Kayyem also called for policy changes to prevent future mass shootings, including mandatory background checks, raising the legal age to purchase a gun from 18 to 21, and monitoring people who buy large quantities of ammunition.

“If Google knows that I'm ordering more of, I don't know, Tylenol, I'll start to get lots of advertisements about trying to destress or something,” she said. “We can monitor purchases of highly violent things.”

Kayyem also said she does not think increased defense in schools, a common refrain by Republicans, will make a difference. During the Buffalo shooting, a former police officer turned security guard was killed in a failed attempt to stop the suspect, who was wearing body armor. In Uvalde, officials said a school district officer and two police officers were shot attempting to stop the gunman before he entered the school.

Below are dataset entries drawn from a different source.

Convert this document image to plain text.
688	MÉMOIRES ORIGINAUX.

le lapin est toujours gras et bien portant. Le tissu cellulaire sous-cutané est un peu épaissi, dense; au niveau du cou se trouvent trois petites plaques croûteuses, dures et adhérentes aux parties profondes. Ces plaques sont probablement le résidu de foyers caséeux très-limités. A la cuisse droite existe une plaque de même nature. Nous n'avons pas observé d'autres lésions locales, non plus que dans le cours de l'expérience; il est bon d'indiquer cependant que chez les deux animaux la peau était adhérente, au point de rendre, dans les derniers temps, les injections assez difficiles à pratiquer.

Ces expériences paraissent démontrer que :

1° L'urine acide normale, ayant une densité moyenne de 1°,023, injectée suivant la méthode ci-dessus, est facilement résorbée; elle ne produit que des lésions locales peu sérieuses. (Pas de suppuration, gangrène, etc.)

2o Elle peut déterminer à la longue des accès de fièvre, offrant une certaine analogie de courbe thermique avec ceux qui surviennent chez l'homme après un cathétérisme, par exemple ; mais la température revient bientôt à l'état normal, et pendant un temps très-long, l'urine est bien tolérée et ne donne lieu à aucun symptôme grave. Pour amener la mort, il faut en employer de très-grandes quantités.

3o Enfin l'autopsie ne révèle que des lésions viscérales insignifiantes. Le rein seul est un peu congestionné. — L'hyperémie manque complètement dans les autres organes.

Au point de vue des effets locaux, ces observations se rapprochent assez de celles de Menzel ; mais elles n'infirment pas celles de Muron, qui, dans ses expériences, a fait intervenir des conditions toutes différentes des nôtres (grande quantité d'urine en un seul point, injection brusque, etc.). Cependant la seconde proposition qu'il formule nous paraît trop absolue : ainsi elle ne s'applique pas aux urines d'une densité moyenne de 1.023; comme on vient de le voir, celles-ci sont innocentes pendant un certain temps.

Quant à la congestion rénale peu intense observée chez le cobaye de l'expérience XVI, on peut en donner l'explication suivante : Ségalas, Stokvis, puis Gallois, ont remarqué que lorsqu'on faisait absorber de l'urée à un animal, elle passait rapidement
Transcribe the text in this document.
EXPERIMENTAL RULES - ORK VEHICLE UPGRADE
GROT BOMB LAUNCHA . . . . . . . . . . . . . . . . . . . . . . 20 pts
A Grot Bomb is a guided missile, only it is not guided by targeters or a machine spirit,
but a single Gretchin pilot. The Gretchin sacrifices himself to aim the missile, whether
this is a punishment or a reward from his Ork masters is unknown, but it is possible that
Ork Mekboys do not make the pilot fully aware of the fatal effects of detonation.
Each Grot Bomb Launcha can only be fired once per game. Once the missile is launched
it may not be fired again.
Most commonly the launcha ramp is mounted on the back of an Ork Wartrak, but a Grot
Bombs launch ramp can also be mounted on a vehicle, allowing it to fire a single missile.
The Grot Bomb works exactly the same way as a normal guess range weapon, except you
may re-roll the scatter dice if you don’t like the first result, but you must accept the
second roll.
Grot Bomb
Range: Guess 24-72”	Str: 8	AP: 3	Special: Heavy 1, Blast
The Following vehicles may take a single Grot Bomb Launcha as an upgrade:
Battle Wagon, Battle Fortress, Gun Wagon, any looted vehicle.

“There would probably be more killings because things would get elevated and there would be more guns in schools,” she said. “You're looking at a fortified response that would have to work at the right moment, and you're also assuming that the person is not wearing body armor.”

Kayyem emphasized the extent to which mass shootings are an American problem. The U.S. has more guns than people, and sees higher rates of mass shootings than many other countries.

“I really thought it was important to constantly remind us what a uniquely American thing this is,” Kayyem said. “The U.S. is going to be the leader [in global affairs], and we can't even keep our freaking kids safe in school."